Market regulator SEBI has warned the United Stock Exchange of India (USE) against monitoring lapses that led to concentration of currency trading in two entities,but did not impose any financial penalty on the bourse.
The Securities and Exchange Board of India (SEBI) while reviewing trading volumes across all currency trading platforms had noticed concentration of large trades and volumes,mostly by two trading members,at USE.
“It was observed that one of these two trading members had accounted for about 77-80 per cent of the total turnover,” it said.
Finding USE “negligent to certain extent” in the discharge of its functions and duties,the Sebi order said: “… while dealing with matters concerned with discharge of regulatory functions,there would be a few occasions where monetary penalty would be appropriate … given the nature of the lapses and the efforts made (in USE’s case) … penalty of warning would be appropriate in this case.
Earlier,SEBI had issued a show cause notice in December last year to the USE. In the notice it was alleged “that there was absence of robust surveillance system at USE,to monitor the trend of domination of trade or artificial boosting of exchange volumes by one trading member”.

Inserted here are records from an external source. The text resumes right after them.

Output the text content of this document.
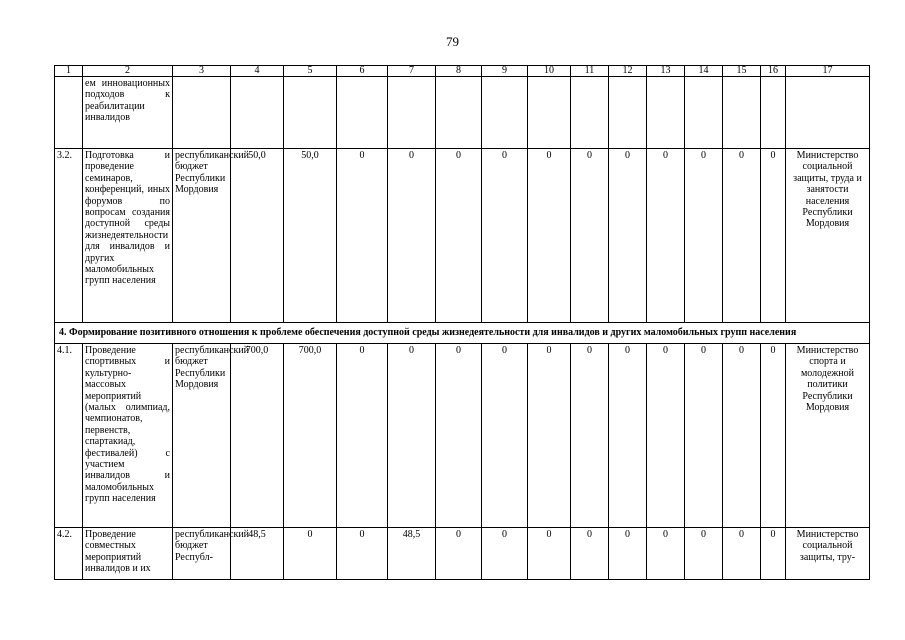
79
1	2	3	4	5	6	7	8	9	10	11	12	13	14	15	16	17
	ем инновационных подходов к реабилитации инвалидов															
3.2.	Подготовка и проведение семинаров, конференций, иных форумов по вопросам создания доступной среды жизнедеятельности для инвалидов и других маломобильных групп населения	республиканский бюджет Республики Мордовия	50,0	50,0	0	0	0	0	0	0	0	0	0	0	0	Министерство социальной защиты, труда и занятости населения Республики Мордовия
4. Формирование позитивного отношения к проблеме обеспечения доступной среды жизнедеятельности для инвалидов и других маломобильных групп населения																
4.1.	Проведение спортивных и культурно-массовых мероприятий (малых олимпиад, чемпионатов, первенств, спартакиад, фестивалей) с участием инвалидов и маломобильных групп населения	республиканский бюджет Республики Мордовия	700,0	700,0	0	0	0	0	0	0	0	0	0	0	0	Министерство спорта и молодежной политики Республики Мордовия
4.2.	Проведение совместных мероприятий инвалидов и их	республиканский бюджет Республ-	48,5	0	0	48,5	0	0	0	0	0	0	0	0	0	Министерство социальной защиты, тру-
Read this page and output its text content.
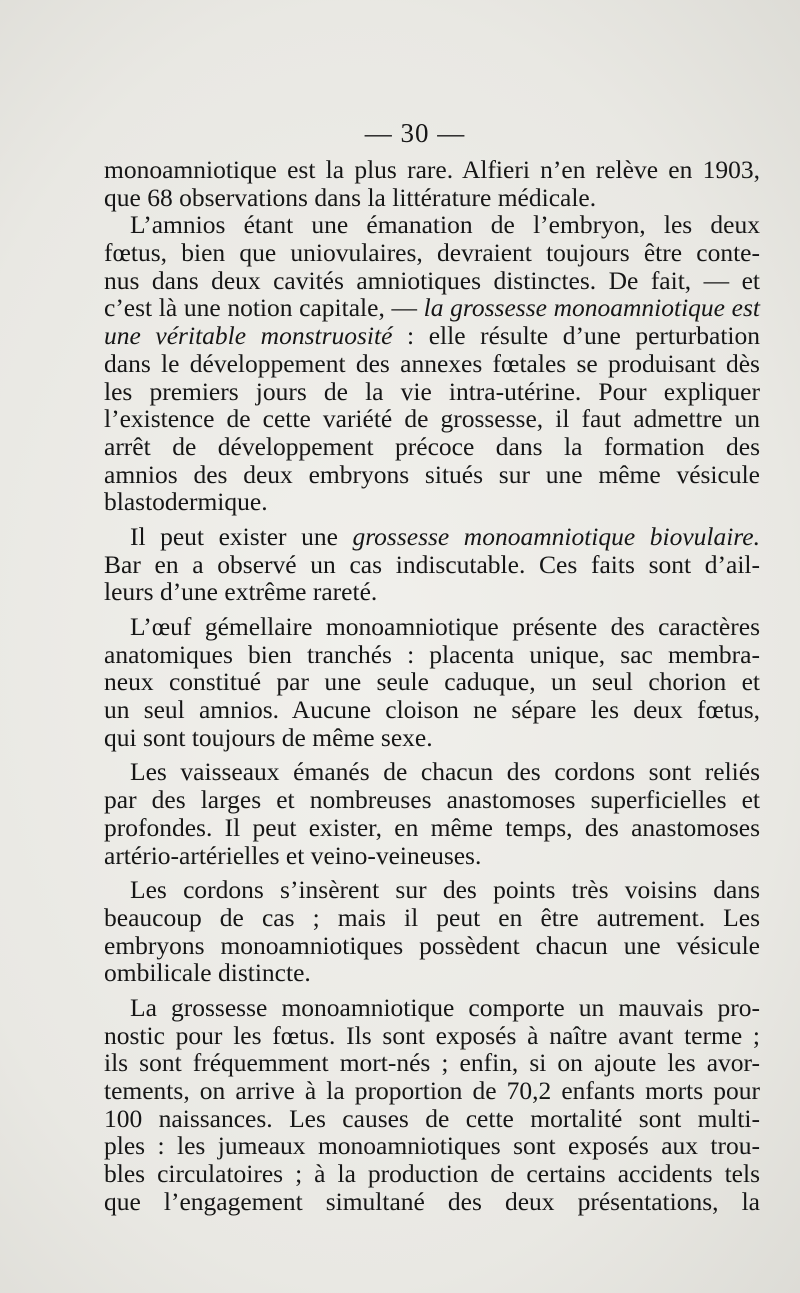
— 30 —
monoamniotique est la plus rare. Alfieri n’en relève en 1903,
que 68 observations dans la littérature médicale.
L’amnios étant une émanation de l’embryon, les deux
fœtus, bien que uniovulaires, devraient toujours être conte-
nus dans deux cavités amniotiques distinctes. De fait, — et
c’est là une notion capitale, — la grossesse monoamniotique est
une véritable monstruosité : elle résulte d’une perturbation
dans le développement des annexes fœtales se produisant dès
les premiers jours de la vie intra-utérine. Pour expliquer
l’existence de cette variété de grossesse, il faut admettre un
arrêt de développement précoce dans la formation des
amnios des deux embryons situés sur une même vésicule
blastodermique.
Il peut exister une grossesse monoamniotique biovulaire.
Bar en a observé un cas indiscutable. Ces faits sont d’ail-
leurs d’une extrême rareté.
L’œuf gémellaire monoamniotique présente des caractères
anatomiques bien tranchés : placenta unique, sac membra-
neux constitué par une seule caduque, un seul chorion et
un seul amnios. Aucune cloison ne sépare les deux fœtus,
qui sont toujours de même sexe.
Les vaisseaux émanés de chacun des cordons sont reliés
par des larges et nombreuses anastomoses superficielles et
profondes. Il peut exister, en même temps, des anastomoses
artério-artérielles et veino-veineuses.
Les cordons s’insèrent sur des points très voisins dans
beaucoup de cas ; mais il peut en être autrement. Les
embryons monoamniotiques possèdent chacun une vésicule
ombilicale distincte.
La grossesse monoamniotique comporte un mauvais pro-
nostic pour les fœtus. Ils sont exposés à naître avant terme ;
ils sont fréquemment mort-nés ; enfin, si on ajoute les avor-
tements, on arrive à la proportion de 70,2 enfants morts pour
100 naissances. Les causes de cette mortalité sont multi-
ples : les jumeaux monoamniotiques sont exposés aux trou-
bles circulatoires ; à la production de certains accidents tels
que l’engagement simultané des deux présentations, la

USE in its reply had admitted that it had detected the concentration of the trades and that the same was reported to the erstwhile Managing Director and CEO T S Narayanasami.
However,the USE had said that as there was no evidence of any manipulative trading patterns considering the fact that concentration of trades is a usual occurrence for any exchange in its initial stages,the same was not acted upon by Narayanasami.